BASEL.- Ehrlich Steinberg is presenting BRAD by Los Angeles-based artist Erin Calla Watson for Liste 2026, featuring a new series of direct-to-substrate UV printed aluminum works and a new video. The presentation takes its name from online meme subcultures which parody various manosphere archetypes, often giving them exaggerated or stereotypically masculine traits.
The booth centers around Calla Watsons new wall-based works, depicting environments sourced from r/malelivingspace, a subreddit for men to share and discuss their domestic spaces. The posted photos, often showing pared back interiors such as monochrome furniture and gaming set-ups, point to the users collective views on what constitutes an appropriate male living space. The artist reconstitutes the images as 3D renders, giving the work both a dreamlike and hyper-real quality that reflects the subreddits duality between ideal and base male living.
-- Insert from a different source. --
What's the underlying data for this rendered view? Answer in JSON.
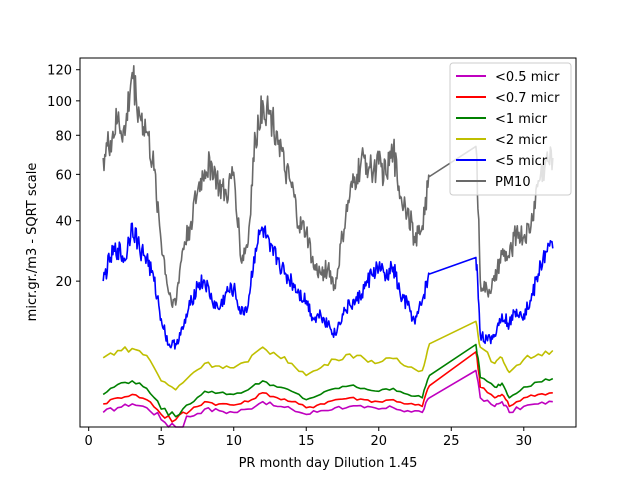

Here, Calla Watson continues her practice of placing seemingly incongruous objects and figures into appropriated imagery. For this series, the artist inserts oversized Beanie Babies, a line of plush, stuffed animals popular in the late 1990s. Continually sought-after collectibles, the toys became symbols of speculative desire, manufactured scarcity, and viral circulation, later becoming the subject of numerous auctions and counterfeiting scams.
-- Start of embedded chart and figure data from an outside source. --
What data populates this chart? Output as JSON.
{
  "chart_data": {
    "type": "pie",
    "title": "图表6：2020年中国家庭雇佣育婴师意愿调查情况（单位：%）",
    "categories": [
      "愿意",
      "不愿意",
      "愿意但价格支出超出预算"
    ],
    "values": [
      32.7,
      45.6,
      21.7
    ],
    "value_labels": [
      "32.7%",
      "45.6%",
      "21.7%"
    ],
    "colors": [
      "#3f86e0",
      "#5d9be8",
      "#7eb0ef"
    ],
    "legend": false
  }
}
In Domino, the titular bear sits slumped against the back wall of a sparsely furnished room, accompanied by a monitor and video game controller on the floor. Light emanating from a nearby corridor suggests an unseen presence. In Pinchers, a red lobster hangs halfway out of an unmade bed, with an assault rifle resting against the window, and a days worth of laundry and detritus layering the floor. The artist renders the rifle in a toy-like metallic sheen, blurring the distinction between plaything and weapon, simulation and reality. Against these backdrops, Calla Watsons interventions introduce a sense of nostalgia and sentimentality at odds with the rooms otherwise cool, detached, and practical aesthetics.
The artists new video, Maternity, features found clips of female models wearing prosthetic pregnancy bellies for fast-fashion e-commerce websites. The visuals are accompanied by subtitles in the style of music-video lyrics, composed from Calla Watsons own prose and drawing on R.L. Stines Goosebumps young-adult horror book series, poet Ingeborg Bachmanns sole novel Malina, and sad-boy rock band lyrics. The video continues the artists exploration of the American middle class and the erosion of the traditional nuclear family, examining how these ideals are continually mediated and commodified through online culture. Viral content now moves seamlessly between mourning the supposedly lost archetype of the trad-wife and presenting procreation as limiting, undesirable, or passé.
Erin Calla Watson received her MFA from California Institute of the Arts in 2023. Previous solo exhibitions include Nymph at Ehrlich Steinberg, Los Angeles, CA (2025); Laddy Daddy Dah at Rinde am Rhein, Dusseldorf, DE (2024); (Untitled) n.d. at Foxy Production, New York, NY (2023) and KYLE at Larder, Los Angeles, CA (2022). Selected group exhibitions include Everything looks dark now at Bel Ami, Los Angeles, CA (2026); Display at Ehrlich Steinberg, Los Angeles, CA; Proof of Concept: Photography at Briefing Room, Brussels, BE (2024); Unto Dust at Fitzpatrick Gallery, Paris, FR (2023); Video Store at Foxy Production, New York, NY (2023); a somewhat thin line at In Lieu, Los Angeles, CA; At Land at Foxy Production, New York, NY (2022) and The Conspiracy of Art: Part II at Chateau Shatto, Los Angeles, CA (2020). Calla Watsons work has been featured in publications including Artforum, Artillery, CARLA, Cultured, Mousse, Numero, Objectiv, Section, and STUDIO Magazine. The artist is included in the upcoming group exhibition GAG: The Art of Comic Trouble at the George Eastman Museum, Rochester, NY (2026).